Create a new customer, but I am missing the phone number.

The right shape is a small form. The assistant can ask for the missing structured value, but the server still validates the result.

Now:

What should I do next?

That might become suggested actions: prompt-only options the user can choose to continue the workflow safely.

Now:

Explain why revenue dropped yesterday.

That might be text plus supporting UI: a chart, a metric, a table of source rows, or a data browser for inspection.

The product should not ask "How do we force this into chat?"

It should ask "What shape helps the user do the work?"

The Design Principle

AI does not remove interface design.

It makes interface orchestration more important.

The product team is no longer only designing screens.
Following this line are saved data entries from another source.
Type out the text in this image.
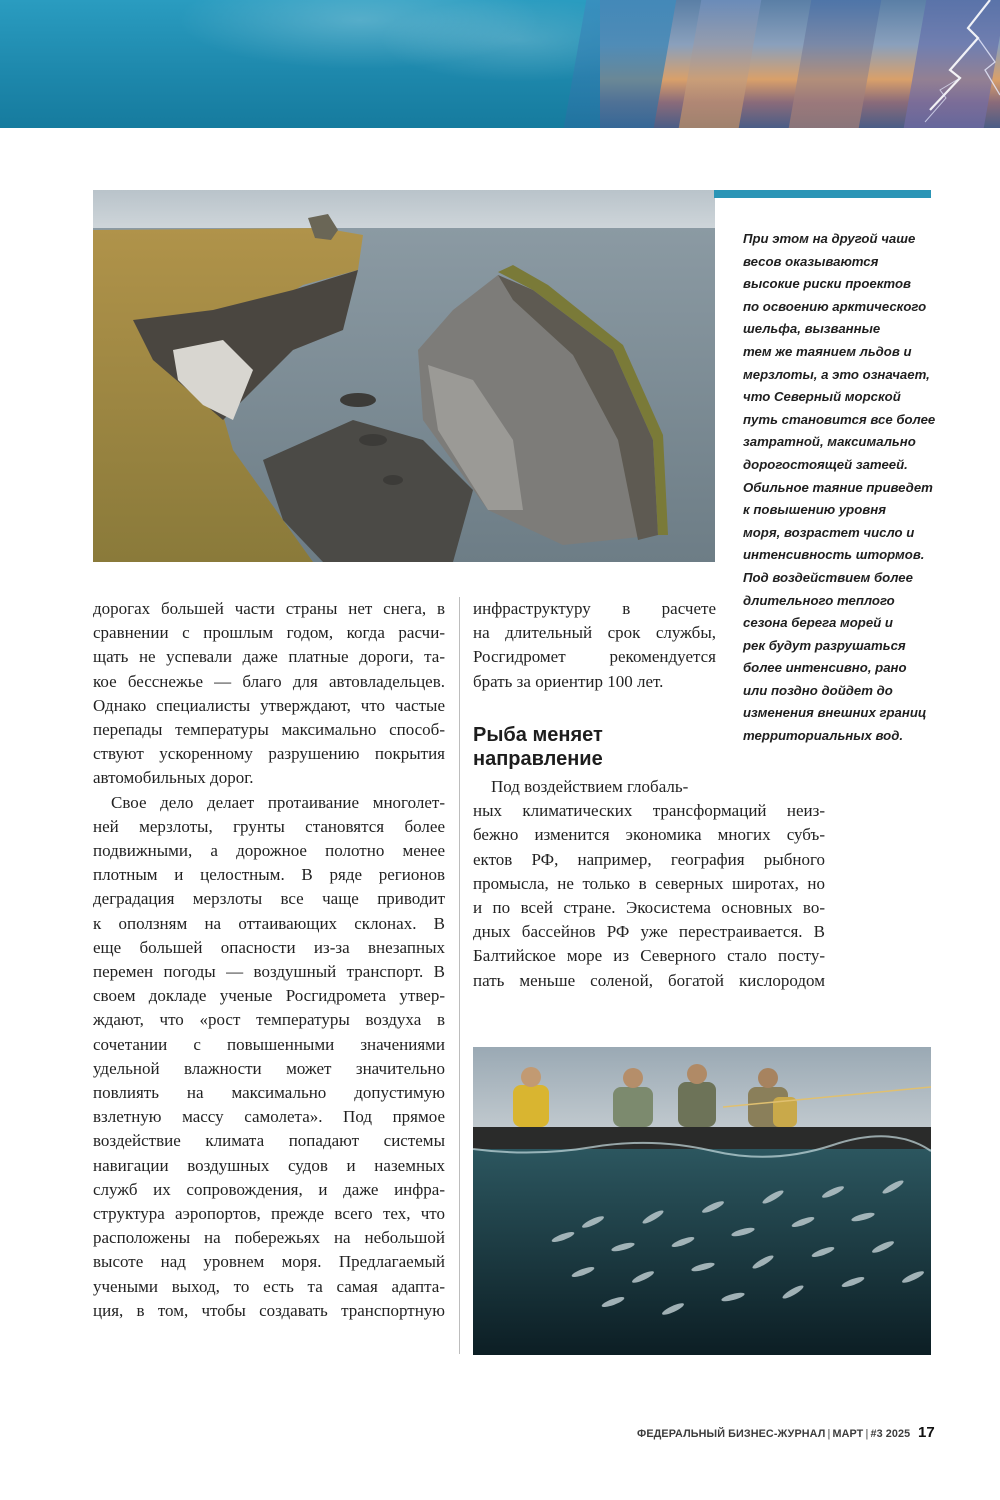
При этом на другой чаше
весов оказываются
высокие риски проектов
по освоению арктического
шельфа, вызванные
тем же таянием льдов и
мерзлоты, а это означает,
что Северный морской
путь становится все более
затратной, максимально
дорогостоящей затеей.
Обильное таяние приведет
к повышению уровня
моря, возрастет число и
интенсивность штормов.
Под воздействием более
длительного теплого
сезона берега морей и
рек будут разрушаться
более интенсивно, рано
или поздно дойдет до
изменения внешних границ
территориальных вод.
дорогах большей части страны нет снега, в
сравнении с прошлым годом, когда расчи-
щать не успевали даже платные дороги, та-
кое бесснежье — благо для автовладельцев.
Однако специалисты утверждают, что частые
перепады температуры максимально способ-
ствуют ускоренному разрушению покрытия
автомобильных дорог.
Свое дело делает протаивание многолет-
ней мерзлоты, грунты становятся более
подвижными, а дорожное полотно менее
плотным и целостным. В ряде регионов
деградация мерзлоты все чаще приводит
к оползням на оттаивающих склонах. В
еще большей опасности из-за внезапных
перемен погоды — воздушный транспорт. В
своем докладе ученые Росгидромета утвер-
ждают, что «рост температуры воздуха в
сочетании с повышенными значениями
удельной влажности может значительно
повлиять на максимально допустимую
взлетную массу самолета». Под прямое
воздействие климата попадают системы
навигации воздушных судов и наземных
служб их сопровождения, и даже инфра-
структура аэропортов, прежде всего тех, что
расположены на побережьях на небольшой
высоте над уровнем моря. Предлагаемый
учеными выход, то есть та самая адапта-
ция, в том, чтобы создавать транспортную
инфраструктуру в расчете
на длительный срок службы,
Росгидромет рекомендуется
брать за ориентир 100 лет.
Рыба меняет
направление
Под воздействием глобаль-
ных климатических трансформаций неиз-
бежно изменится экономика многих субъ-
ектов РФ, например, география рыбного
промысла, не только в северных широтах, но
и по всей стране. Экосистема основных во-
дных бассейнов РФ уже перестраивается. В
Балтийское море из Северного стало посту-
пать меньше соленой, богатой кислородом
ФЕДЕРАЛЬНЫЙ БИЗНЕС-ЖУРНАЛ | МАРТ | #3 2025 17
It is designing the rules for when each screen, component, or surface should appear.

That includes:

  • what surfaces exist
  • what each surface is for
  • what each surface is not for
  • what payload is valid
  • what data the model may see
  • what the host app must keep private
  • what actions require confirmation
  • what failures should look like
  • what should remain fixed and boring

This is not less design. It is design at a different layer.

The best AI product interfaces will probably feel simple to users because the routing is good.

The user says what they want. The product chooses the right shape. The UI feels obvious after it appears.

That is the standard.

Where Fable UI Fits

Fable UI is one implementation direction for the trusted structured UI part of the spectrum.

The idea is to make AI-selectable product surfaces installable:

notes.txt
React component
tool schema
AI SDK tool definition
model-facing manifest
examples
eval prompts
docs

The model does not generate arbitrary UI code. It chooses from trusted surfaces the developer installed.

The host app still owns data access, authorization, validation, side effects, and business logic.

That is not the whole future of UI. It is one practical wedge into the middle layer.

Closing

The future is not menus versus chat.

That framing is too small.

Static GUI still matters because repeated work needs stability. Chat matters because intent is often messy before it becomes a workflow. Structured trusted UI matters because product work needs affordances. Runtime generation matters when exploration is the point.

The future interface is a spectrum because human intent is a spectrum.

AI does not kill UI.

It makes the shape of UI more important.

The durable question is not:

Should this be chat?

It is:

What is the right interface for this intent?